La Nouvelle Vague, et plus particulièrement
les critiques des Cahiers du cinéma, semblent effectivement
occuper dans le livre une place prépondérante, ses protagonistes
ayant davantage marqué la critique avant de passer à la réalisation.
Même si plusieurs chapitres sont consacrés à d’autres publications
telles que les Lettes françaises, ou à d’autres critiques,
le fil conducteur de ce livre reste l’évolution des Cahiers,
la mise en place de la politique des auteurs dans un premier
temps jusqu’à l’ouverture aux sciences sociales et l’éviction
de Rohmer à la tête de la revue au début des années 60. Cet
aspect de la cinéphilie reste la moins surprenante, la plus
attendue, bien que la documentation à l’appui réussisse à nous
éclaircir sur des moments phares tels que la rédaction d’ « Une
certaine tendance du cinéma français » de Truffaut,
l’entretien que celui-ci réalisa avec Hitchcock et la sortie
de la politique des auteurs.
A cette généalogie de la cinéphilie française, voire parisienne,
viennent également se greffer des portraits de critiques dont
la contribution à l’émulation autour des films fut considérable
mais qui furent, à tort ou à raison, évincé par l’Histoire.
C’est alors que le livre de De Baeque prend tout son relief,
au-delà du souvenir de ces classiques que sont Bazin, Truffaut,
Godard, Rohmer et Rivette. Orientations politiques, choix
esthétiques, parcours académiques et tempéraments des uns
et des autres nous font revivre l’esprit du temps, le climat
intellectuel de l’après-guerre mais aussi les différentes
façons d’être critiques de cinéma. En tant qu’idéologue qui
officiait aux Lettres françaises après l’ancrage définitif
de la revue à l’extrême gauche, Georges Sadoul fut une figure
emblématique de l’intellectuel communiste et stalinien qui
n’eut aucun scrupule à renier le cinéma hollywoodien, alors
vénéré par les hitchcocko-hawksiens pour qui la mise en scène
devait révéler une vérité du réalisateur, contrairement aux
films de scénaristes à la française.
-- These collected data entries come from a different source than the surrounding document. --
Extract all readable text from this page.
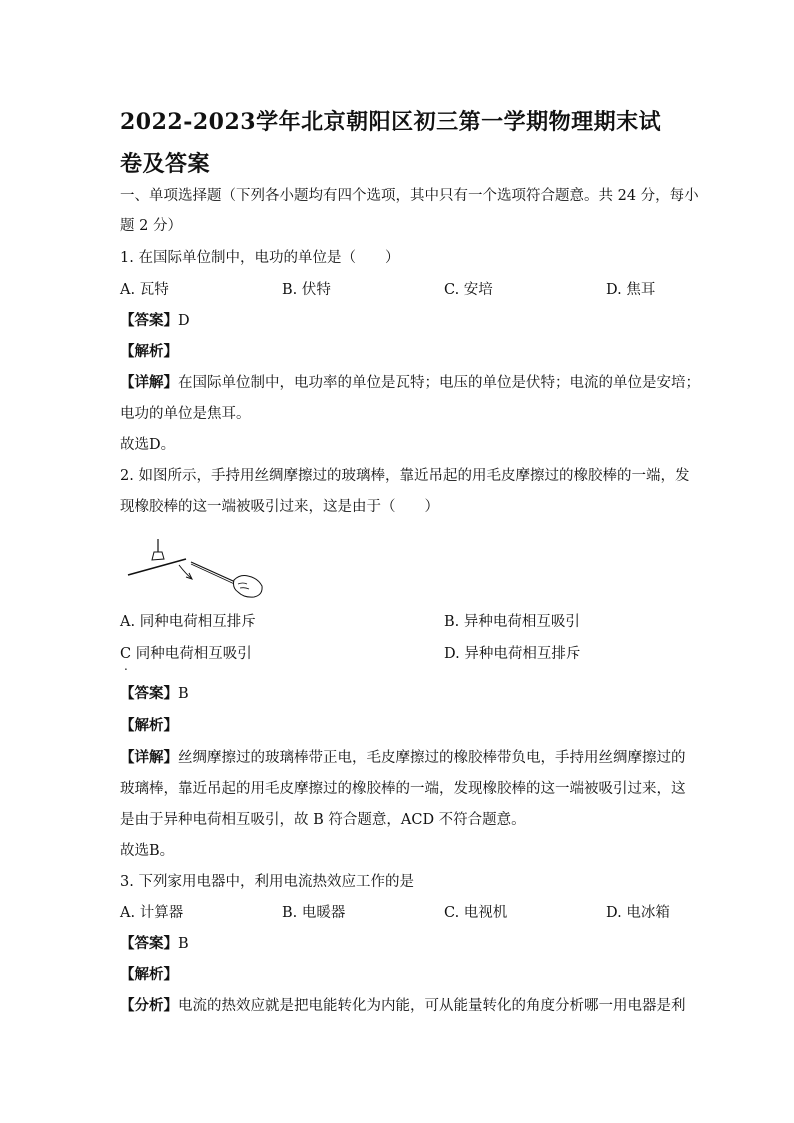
2022-2023学年北京朝阳区初三第一学期物理期末试卷及答案
一、单项选择题（下列各小题均有四个选项，其中只有一个选项符合题意。共 24 分，每小
题 2 分）
1. 在国际单位制中，电功的单位是（　　）
A. 瓦特	B. 伏特	C. 安培	D. 焦耳
【答案】D
【解析】
【详解】在国际单位制中，电功率的单位是瓦特；电压的单位是伏特；电流的单位是安培；
电功的单位是焦耳。
故选D。
2. 如图所示，手持用丝绸摩擦过的玻璃棒，靠近吊起的用毛皮摩擦过的橡胶棒的一端，发
现橡胶棒的这一端被吸引过来，这是由于（　　）
A. 同种电荷相互排斥	B. 异种电荷相互吸引
C 同种电荷相互吸引	D. 异种电荷相互排斥
.
【答案】B
【解析】
【详解】丝绸摩擦过的玻璃棒带正电，毛皮摩擦过的橡胶棒带负电，手持用丝绸摩擦过的
玻璃棒，靠近吊起的用毛皮摩擦过的橡胶棒的一端，发现橡胶棒的这一端被吸引过来，这
是由于异种电荷相互吸引，故 B 符合题意，ACD 不符合题意。
故选B。
3. 下列家用电器中，利用电流热效应工作的是
A. 计算器	B. 电暖器	C. 电视机	D. 电冰箱
【答案】B
【解析】
【分析】电流的热效应就是把电能转化为内能，可从能量转化的角度分析哪一用电器是利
Hollywood n’était pour
Sadoul que déchéance et seul un cinéma soviétique à thème,
engagé, ne pouvait constituer une alternative valable. Au-delà
du cinéphile, De Baeque nous dresse également un portrait
de l’historien érudit, de l’intellectuel communiste engagé
qui fut amené, comme beaucoup d’autres camarades, à effectuer
plusieurs voyages au pays du « Petit père des peuples »
et qui n’hésita pas à amender son Histoire générale du
cinéma en fonction des nécessités idéologiques. La polémique
autour du cinéma stalinien fut à l’époque un élément constitutif
de la cinéphilie française qui força chacun à se positionner.
La cinéphilie comme positionnement actif trouva à se manifester
entre autres lors de la « crise fullerienne », au
sujet de certains films de Samuel Fuller défendu par Truffaut
et les « jeunes turcs » , qui firent dire à Sadoul
que ces derniers étaient essentiellement « anti-rouges
et néo-formalistes », une accusation sans lien apparent
mais pleine de sens à une époque où l’accent porté sur la
mise en scène au dépend d’un engagement thématique, généralement
de gauche, représentait un désengagement politique suspect.